Once the bowtie.xml has been imported, you can click the CLC bio Bowtie Map header to see the configuration as shown figure 7.7.

Image bowtie1
Figure 7.7: The Bowtie configuration has been imported.

The basic configuration is very much similar to Velvet set-up.

The reads parameter type is User-selected input data, meaning that the users will be able to select the data to use. The type for this parameter is set to FASTA (.fa/.fsa/.fasta) meaning that the data selected by the user should be exported from the Server in fasta format. This is the format that Bowtie will then receive as input.

The index parameter will allow the user to specify the name of the index file to use in the mapping. This could be simplified for the user, and made less subject to error, if one were to choose CSV enum as a parameter type instead of type Text. This would allow an administrator to provide a fixed set of index files that the user could choose from via a drop-down menu in the Workbench Wizard.

The last two options max number of mismatches and report all matches are parameters that are passed to the Bowtie mapper using the value selected by the user in the Workbench Wizard.

The sam file parameter is set as Output file from CL and the option selected is Do not import. The sam file indicates what the output file from Bowtie should be called. A SAM or BAM format file is imported using the SAM/BAM import functionality of the Server, but this requires both the output from Bowtie as well as access to the reference sequences for the mapping. Thus, here we put off the import of the Bowtie output by choosing the option Do not import, allowing us to make use of the Post-processing functionality, where we can add a parameter to those the user will be presented with in the Wizard, this time asking for the reference sequences. This additional information will then allow import of the SAM file as a mapping object.

If you expand the Post-processing panel, you can see the logic needed to handle the SAM file from Bowtie together with the reference sequence provided by the user (see figure 7.8).

Image bowtie2
Figure 7.8: The Bowtie post-processing set-up.

At the top, there is a panel for specifying End user parameters for post processing only which in this case is the reference sequence.

The post-processing algorithm is then specified, in this case Import SAM/BAM Files. The input parameters for this import process are then specified below that. The parameters presented are those you specify within the Post-processing section itself, as well as all those parameters from the top section which could be used as input to the algorithm you have chosen to run.

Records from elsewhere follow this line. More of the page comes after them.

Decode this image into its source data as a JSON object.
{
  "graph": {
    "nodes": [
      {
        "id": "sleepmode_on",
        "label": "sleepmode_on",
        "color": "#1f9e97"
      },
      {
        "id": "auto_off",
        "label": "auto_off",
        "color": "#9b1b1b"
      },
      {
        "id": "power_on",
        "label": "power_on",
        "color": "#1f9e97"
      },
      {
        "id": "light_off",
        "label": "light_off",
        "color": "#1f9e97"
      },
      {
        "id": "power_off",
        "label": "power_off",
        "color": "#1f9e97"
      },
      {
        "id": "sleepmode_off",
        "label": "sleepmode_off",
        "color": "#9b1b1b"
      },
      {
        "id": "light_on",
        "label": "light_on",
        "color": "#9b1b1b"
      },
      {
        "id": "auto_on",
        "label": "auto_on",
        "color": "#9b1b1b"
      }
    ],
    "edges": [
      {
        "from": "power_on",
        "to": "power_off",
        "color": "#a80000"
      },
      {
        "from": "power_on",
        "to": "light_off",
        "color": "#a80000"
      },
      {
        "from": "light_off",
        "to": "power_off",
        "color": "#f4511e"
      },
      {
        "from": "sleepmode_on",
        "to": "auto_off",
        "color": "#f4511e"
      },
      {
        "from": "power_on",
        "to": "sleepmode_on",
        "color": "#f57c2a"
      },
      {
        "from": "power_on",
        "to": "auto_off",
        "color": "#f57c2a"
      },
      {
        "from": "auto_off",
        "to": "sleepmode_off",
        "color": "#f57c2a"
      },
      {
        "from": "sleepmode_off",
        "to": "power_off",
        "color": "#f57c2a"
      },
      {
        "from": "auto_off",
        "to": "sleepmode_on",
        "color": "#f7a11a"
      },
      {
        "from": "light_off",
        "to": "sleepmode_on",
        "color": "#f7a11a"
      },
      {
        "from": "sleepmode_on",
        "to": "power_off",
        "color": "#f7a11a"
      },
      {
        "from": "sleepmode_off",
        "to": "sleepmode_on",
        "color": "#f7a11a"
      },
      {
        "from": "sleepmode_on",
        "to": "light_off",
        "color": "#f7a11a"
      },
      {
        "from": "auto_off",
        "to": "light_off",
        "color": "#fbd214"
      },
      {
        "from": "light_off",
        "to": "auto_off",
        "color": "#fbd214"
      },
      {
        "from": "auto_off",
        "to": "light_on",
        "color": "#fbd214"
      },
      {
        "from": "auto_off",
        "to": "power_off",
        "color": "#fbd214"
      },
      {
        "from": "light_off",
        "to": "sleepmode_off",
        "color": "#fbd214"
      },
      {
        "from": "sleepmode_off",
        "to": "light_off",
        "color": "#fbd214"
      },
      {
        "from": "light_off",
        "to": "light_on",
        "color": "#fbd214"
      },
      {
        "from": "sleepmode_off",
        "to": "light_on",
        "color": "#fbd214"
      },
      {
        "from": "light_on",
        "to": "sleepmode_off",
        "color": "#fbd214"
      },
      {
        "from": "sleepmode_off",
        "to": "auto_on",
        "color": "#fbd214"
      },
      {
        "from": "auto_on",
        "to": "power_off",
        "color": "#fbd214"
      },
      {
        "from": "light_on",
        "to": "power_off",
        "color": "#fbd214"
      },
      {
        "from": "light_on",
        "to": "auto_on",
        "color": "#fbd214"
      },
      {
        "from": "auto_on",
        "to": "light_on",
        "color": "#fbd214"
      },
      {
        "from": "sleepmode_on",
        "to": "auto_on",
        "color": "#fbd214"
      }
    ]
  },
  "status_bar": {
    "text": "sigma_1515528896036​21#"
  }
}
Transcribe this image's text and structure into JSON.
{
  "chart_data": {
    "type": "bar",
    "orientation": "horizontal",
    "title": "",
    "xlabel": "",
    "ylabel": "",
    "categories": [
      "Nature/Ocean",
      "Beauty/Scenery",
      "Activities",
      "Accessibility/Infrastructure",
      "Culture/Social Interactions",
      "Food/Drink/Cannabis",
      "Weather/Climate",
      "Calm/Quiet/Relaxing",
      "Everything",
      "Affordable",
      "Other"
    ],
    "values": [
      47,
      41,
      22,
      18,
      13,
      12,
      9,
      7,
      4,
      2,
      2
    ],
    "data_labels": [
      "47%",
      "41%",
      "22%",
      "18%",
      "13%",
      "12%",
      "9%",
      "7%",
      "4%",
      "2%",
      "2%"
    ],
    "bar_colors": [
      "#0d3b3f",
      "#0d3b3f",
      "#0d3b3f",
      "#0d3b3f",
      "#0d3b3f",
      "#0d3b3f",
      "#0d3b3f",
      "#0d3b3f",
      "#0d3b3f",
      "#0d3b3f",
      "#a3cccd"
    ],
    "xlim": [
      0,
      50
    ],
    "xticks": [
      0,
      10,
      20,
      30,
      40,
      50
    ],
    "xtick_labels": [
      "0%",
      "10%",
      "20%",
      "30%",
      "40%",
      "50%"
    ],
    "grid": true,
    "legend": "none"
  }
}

Here, you get entries for reads, which is not relevant, as well as reference seq. This is because the system seems both of these as sequences, and does not have any way to interpret which may be the relevant sequence object for this job. The administrator can then choose which is relevant. Here it is the reference seq object, and so it is given the value Input data. This choice means that the user will get to select a reference sequence list via the Workbench Wizard when they are setting up their Bowtie mapping job. The sam file is chosen as the file to be imported.